Generation and Characterization of the First Construct-Valid Model of ADHD, the DAT Val559 Knock-In Mouse

Abstract

Attention-deficit/hyperactivity disorder (ADHD) is the most commonly diagnosed childhood neuropsychiatric disorder. More than twenty years of genetic, behavioral, and pharmacological research support the hypothesis that compromised brain dopamine (DA) signaling impacts risk for the disorder. To date, however, evidence for this idea is indirect, and we therefore lack a construct-valid animal model for ADHD. To gain direct evidence for changes in DA-regulatory molecules in ADHD, we screened subjects with a DSM-IV diagnosis of the disorder and identified multiple, rare DA transporter (DAT, SLC6A3) coding variants.
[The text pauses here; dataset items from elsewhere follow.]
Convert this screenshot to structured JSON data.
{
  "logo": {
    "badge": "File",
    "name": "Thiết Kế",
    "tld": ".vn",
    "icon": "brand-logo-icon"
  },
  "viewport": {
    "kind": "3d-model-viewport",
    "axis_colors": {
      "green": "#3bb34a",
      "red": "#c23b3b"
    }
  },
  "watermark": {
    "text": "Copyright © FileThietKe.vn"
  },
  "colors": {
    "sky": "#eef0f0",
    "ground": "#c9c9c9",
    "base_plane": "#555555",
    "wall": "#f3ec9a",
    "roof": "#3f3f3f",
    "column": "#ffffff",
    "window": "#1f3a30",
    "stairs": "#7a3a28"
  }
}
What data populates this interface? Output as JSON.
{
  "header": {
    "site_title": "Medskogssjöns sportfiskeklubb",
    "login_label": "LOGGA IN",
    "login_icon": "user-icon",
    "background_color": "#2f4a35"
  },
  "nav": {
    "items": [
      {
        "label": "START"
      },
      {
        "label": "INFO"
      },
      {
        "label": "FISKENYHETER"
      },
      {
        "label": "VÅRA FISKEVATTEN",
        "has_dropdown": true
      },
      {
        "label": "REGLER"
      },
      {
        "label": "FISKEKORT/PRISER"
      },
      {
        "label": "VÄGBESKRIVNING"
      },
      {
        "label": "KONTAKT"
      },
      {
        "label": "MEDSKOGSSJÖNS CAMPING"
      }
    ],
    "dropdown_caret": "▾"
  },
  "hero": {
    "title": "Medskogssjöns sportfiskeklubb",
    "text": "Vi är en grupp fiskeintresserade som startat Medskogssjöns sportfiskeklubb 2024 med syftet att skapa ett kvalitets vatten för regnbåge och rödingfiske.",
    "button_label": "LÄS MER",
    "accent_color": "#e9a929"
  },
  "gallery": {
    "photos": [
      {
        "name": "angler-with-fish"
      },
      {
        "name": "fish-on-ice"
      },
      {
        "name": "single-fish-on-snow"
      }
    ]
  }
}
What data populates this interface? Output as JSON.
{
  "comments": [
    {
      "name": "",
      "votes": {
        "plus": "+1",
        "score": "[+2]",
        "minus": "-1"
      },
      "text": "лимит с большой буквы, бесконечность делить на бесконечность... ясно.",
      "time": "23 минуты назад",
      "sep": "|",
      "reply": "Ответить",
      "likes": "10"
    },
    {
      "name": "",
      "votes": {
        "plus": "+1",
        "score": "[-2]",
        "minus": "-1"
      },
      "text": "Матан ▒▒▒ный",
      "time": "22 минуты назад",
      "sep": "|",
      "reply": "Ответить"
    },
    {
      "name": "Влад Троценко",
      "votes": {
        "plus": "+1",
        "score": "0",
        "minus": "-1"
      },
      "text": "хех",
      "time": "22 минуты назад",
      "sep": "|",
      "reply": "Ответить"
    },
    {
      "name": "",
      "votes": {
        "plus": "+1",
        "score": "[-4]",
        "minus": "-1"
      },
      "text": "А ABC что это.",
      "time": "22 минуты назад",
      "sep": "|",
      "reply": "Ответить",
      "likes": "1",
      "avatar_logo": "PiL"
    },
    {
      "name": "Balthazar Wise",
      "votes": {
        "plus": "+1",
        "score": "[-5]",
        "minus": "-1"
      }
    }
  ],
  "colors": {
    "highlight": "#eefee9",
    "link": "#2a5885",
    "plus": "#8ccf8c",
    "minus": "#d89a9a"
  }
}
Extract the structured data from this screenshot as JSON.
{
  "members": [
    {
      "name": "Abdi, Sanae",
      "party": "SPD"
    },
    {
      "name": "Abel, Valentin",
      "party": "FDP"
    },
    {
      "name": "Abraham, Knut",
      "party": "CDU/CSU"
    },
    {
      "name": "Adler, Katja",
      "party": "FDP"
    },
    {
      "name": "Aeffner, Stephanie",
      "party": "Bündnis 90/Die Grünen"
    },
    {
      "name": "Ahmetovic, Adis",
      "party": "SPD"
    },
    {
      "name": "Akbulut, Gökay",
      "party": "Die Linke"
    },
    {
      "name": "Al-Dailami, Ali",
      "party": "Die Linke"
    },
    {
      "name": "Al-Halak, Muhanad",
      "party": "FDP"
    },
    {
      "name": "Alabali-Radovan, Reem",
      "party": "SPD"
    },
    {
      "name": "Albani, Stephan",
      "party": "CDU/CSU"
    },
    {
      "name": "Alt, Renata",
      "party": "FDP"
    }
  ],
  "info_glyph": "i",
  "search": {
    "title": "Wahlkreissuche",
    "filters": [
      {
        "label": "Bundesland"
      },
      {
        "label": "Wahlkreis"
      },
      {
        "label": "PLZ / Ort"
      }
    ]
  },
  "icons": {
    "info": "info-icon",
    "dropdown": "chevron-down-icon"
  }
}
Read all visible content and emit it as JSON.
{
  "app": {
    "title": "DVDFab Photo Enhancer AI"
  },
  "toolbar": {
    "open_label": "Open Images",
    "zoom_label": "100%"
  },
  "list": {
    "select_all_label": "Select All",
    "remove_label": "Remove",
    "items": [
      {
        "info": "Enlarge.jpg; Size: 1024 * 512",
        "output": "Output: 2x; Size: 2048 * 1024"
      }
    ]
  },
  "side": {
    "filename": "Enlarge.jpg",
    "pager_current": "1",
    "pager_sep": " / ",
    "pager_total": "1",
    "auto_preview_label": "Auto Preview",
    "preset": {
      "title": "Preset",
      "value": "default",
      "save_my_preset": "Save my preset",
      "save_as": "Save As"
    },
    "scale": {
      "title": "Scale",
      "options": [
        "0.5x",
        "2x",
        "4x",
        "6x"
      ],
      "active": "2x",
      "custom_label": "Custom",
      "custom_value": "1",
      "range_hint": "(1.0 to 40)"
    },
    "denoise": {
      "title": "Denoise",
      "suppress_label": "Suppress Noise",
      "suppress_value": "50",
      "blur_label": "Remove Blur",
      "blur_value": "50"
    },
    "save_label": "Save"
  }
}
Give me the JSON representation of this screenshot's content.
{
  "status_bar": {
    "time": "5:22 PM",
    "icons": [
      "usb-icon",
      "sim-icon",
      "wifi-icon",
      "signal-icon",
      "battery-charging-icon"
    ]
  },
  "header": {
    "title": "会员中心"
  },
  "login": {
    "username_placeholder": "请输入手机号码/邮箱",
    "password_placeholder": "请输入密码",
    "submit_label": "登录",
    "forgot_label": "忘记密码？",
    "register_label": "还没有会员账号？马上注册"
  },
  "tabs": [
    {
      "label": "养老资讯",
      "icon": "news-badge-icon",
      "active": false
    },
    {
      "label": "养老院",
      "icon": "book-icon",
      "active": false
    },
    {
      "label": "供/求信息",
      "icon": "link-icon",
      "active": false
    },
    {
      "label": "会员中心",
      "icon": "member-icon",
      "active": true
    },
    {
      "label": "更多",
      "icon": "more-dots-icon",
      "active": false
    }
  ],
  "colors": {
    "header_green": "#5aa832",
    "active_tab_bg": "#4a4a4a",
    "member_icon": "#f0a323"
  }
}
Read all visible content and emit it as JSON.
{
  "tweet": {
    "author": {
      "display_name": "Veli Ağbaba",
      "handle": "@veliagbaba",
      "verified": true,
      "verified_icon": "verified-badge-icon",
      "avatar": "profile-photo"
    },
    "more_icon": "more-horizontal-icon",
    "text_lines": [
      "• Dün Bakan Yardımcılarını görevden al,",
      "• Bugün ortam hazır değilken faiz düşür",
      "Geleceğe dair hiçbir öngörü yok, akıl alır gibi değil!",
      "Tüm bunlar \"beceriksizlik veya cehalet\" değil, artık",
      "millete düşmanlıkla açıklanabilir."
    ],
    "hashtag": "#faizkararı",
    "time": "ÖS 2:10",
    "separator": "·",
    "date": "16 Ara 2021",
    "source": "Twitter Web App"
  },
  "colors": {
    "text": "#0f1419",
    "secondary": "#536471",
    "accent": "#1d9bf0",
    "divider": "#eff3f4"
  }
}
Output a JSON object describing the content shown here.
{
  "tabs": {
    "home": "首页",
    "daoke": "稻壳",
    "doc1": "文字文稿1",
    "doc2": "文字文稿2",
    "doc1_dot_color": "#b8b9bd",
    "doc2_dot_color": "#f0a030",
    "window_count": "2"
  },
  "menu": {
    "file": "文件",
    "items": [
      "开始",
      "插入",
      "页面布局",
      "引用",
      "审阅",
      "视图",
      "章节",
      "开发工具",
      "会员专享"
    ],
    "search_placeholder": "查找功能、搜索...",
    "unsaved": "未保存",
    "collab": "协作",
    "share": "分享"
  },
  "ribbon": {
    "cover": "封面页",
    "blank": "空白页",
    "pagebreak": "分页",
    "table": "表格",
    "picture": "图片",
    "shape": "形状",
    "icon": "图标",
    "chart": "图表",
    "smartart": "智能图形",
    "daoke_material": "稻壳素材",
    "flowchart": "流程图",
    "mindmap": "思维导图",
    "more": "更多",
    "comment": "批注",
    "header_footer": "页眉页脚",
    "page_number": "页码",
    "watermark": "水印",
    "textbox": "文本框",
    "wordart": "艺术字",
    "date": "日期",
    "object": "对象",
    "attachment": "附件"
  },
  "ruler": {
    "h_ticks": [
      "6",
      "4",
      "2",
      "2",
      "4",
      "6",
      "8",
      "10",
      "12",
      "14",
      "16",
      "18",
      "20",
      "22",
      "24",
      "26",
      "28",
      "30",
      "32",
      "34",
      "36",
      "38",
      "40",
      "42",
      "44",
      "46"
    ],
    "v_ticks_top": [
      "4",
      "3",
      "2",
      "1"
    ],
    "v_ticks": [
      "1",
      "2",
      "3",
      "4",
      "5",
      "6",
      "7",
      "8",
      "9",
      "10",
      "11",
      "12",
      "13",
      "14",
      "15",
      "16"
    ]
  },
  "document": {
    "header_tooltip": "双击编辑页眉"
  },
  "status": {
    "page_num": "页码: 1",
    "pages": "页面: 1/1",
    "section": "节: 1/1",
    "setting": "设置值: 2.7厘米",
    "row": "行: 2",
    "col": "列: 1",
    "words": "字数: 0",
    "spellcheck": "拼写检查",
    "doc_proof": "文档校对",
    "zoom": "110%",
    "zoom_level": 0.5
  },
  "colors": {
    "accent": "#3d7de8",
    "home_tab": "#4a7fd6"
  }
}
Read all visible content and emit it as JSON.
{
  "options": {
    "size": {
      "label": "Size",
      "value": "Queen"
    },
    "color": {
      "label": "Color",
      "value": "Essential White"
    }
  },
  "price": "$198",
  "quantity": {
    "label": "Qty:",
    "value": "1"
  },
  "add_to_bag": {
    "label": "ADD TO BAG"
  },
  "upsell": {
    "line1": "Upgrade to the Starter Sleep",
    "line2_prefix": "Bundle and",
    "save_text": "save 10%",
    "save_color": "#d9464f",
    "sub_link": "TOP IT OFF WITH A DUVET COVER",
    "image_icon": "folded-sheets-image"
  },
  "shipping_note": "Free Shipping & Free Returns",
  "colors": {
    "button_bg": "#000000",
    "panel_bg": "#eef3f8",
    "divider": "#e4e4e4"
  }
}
One of these variants, DAT Val559, induces anomalous, non-vesicular DA release in transfected cells, and efflux that can be blocked by the most common ADHD medications, D-amphetamine (AMPH) and methylphenidate. To pursue the significance of these findings in vivo, we engineered DAT Val559 knock-in mice and, as with heterologous expression studies, found the variant to support expression of wild-type (WT) levels of striatal DAT and tyrosine hydroxylase (TH) protein, as well as DA and DA metabolite levels. However, DAT Val559 mice exhibited a novel, conditional hyperactivity phenotype, “darting”, as well as an impaired sensitivity to the locomotor-activating properties of AMPH. In vivo microdialysis studies in the striatum of DAT Val559 animals demonstrated a pronounced elevation of basal, extracellular DA levels along with a significantly blunted efflux of DA release evoked by locally infused AMPH. Together, our studies confirm a functional impact on extracellular DA homeostasis of the DAT Val559 variant in vivo and establish the first construct-valid animal model of ADHD.